There is a clear risk that KiwiPower could stifle other investments, leading to lower reliability and less affordable electricity in the longer-term.
We have been here before. After the dry year of 2003, the government arranged with Contact Energy to build and operate on the government’s behalf a KiwiPower diesel-fired generator at Whirinaki in Hawke’s Bay. The idea was to improve electricity security.
Whirinaki achieved the opposite result. The government promised never to run Whirinaki when wholesale electricity prices were below the cost of diesel. But it reneged on that promise in 2008, an election year. Whirinaki was run at a loss to suppress the wholesale price, with no regard for the long-term consequences of breaking their promise.
The government paid for the capital costs of Whirinaki through a levy rather than from selling power to the market like other generators, further eroding other investments needed to achieve security of supply.
In 2011, the Whirinaki plant was auctioned off for a $117 million loss. Taxpayers had lost 78% of their investment in only seven years in part because the plant was in the wrong place on the grid to regularly supply the market.
All of this serves to show how important it is to keep ministers out of generation investment decisions. Investment becomes politicised, divorced from market realities, increasing security risks by undermining other investors and ultimately raising costs.
Our system works not just because it is independent and commercial but because it is regulated well by the EA.
KiwiPower is also promoted as a way to drive investment in low-emission sources of electricity, including wind and solar generation and battery storage.
But we already have investors lining up to build large scale wind and solar farms. Also, more than 30,000 households have already installed rooftop solar. The share of renewables could reach 95% by 2035 under existing policies.
There is no need for ministerial intervention in a system that is working.
Instead, the government should focus on reducing regulatory barriers to new generation, both on and offshore. The planning system adds years to the construction of renewable generation, especially wind. If the government wants more affordable, more secure electricity it could start by cutting some of the red tape.

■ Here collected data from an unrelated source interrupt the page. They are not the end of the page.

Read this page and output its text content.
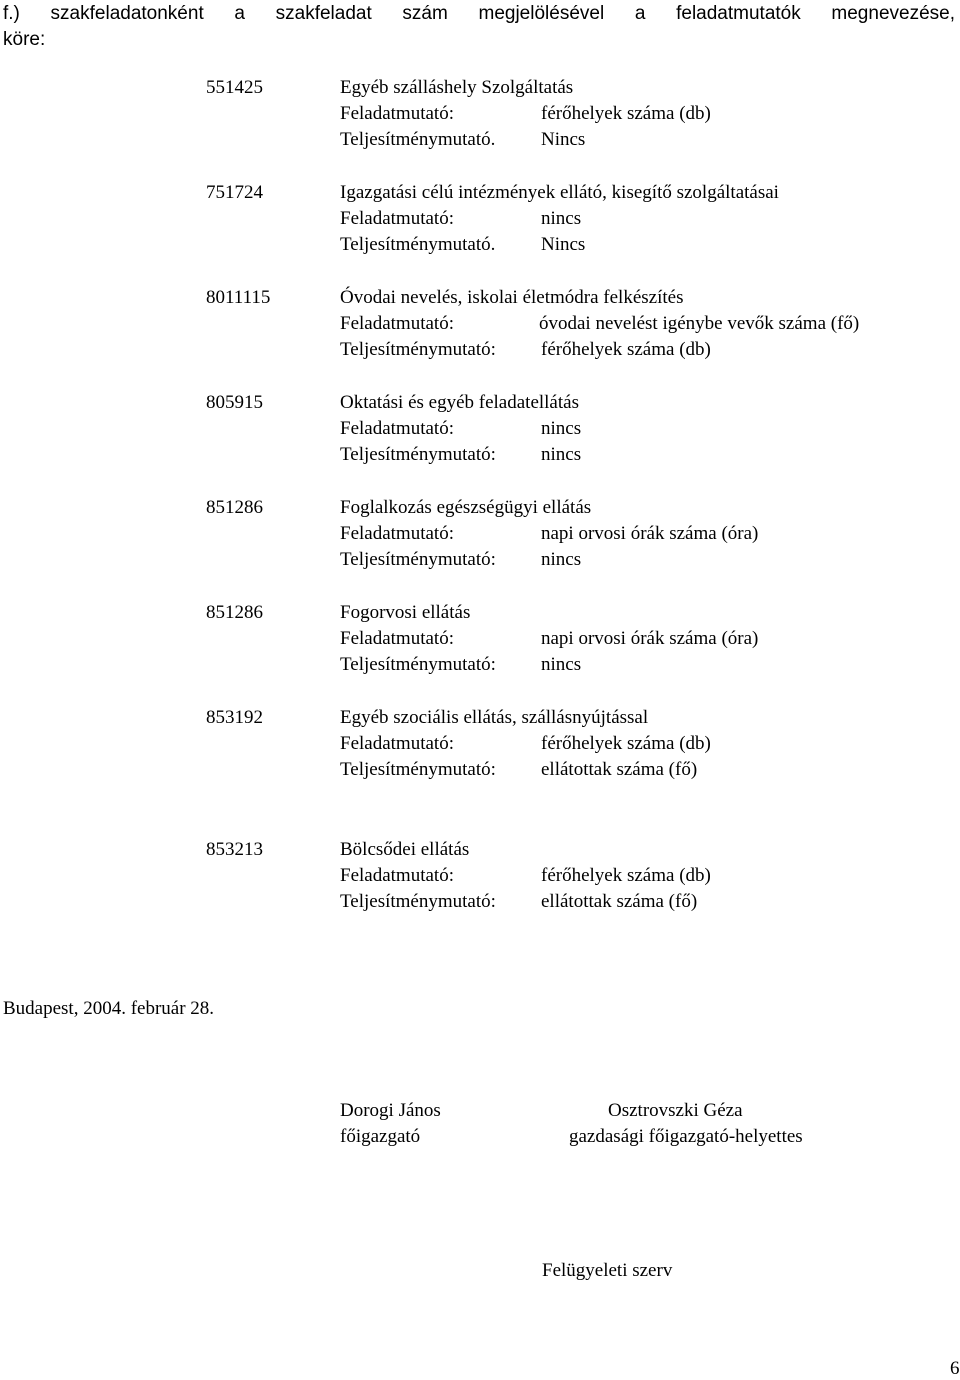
f.) szakfeladatonként a szakfeladat szám megjelölésével a feladatmutatók megnevezése,
köre:
551425	Egyéb szálláshely Szolgáltatás
Feladatmutató:	férőhelyek száma (db)
Teljesítménymutató. Nincs
751724	Igazgatási célú intézmények ellátó, kisegítő szolgáltatásai
Feladatmutató:	nincs
Teljesítménymutató. Nincs
8011115	Óvodai nevelés, iskolai életmódra felkészítés
Feladatmutató:	óvodai nevelést igénybe vevők száma (fő)
Teljesítménymutató: férőhelyek száma (db)
805915	Oktatási és egyéb feladatellátás
Feladatmutató:	nincs
Teljesítménymutató: nincs
851286	Foglalkozás egészségügyi ellátás
Feladatmutató:	napi orvosi órák száma (óra)
Teljesítménymutató: nincs
851286	Fogorvosi ellátás
Feladatmutató:	napi orvosi órák száma (óra)
Teljesítménymutató: nincs
853192	Egyéb szociális ellátás, szállásnyújtással
Feladatmutató:	férőhelyek száma (db)
Teljesítménymutató: ellátottak száma (fő)
853213	Bölcsődei ellátás
Feladatmutató:	férőhelyek száma (db)
Teljesítménymutató: ellátottak száma (fő)
Budapest, 2004. február 28.
Dorogi János
főigazgató
Osztrovszki Géza
gazdasági főigazgató-helyettes
Felügyeleti szerv
6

As for the blackout two weeks ago, the EA must be allowed to complete its investigation and take the necessary steps. The Minister of Energy and Resources deserves credit for avoiding any knee-jerk reactions in the aftermath of the blackout. May that continue.
Carl Hansen is an independent consultant and former chief executive of the Electricity Authority. Since leaving the Authority, he has advised clients representing consumers, lines companies, generators and government.
Matt Burgess is Senior Economist at the New Zealand Initiative.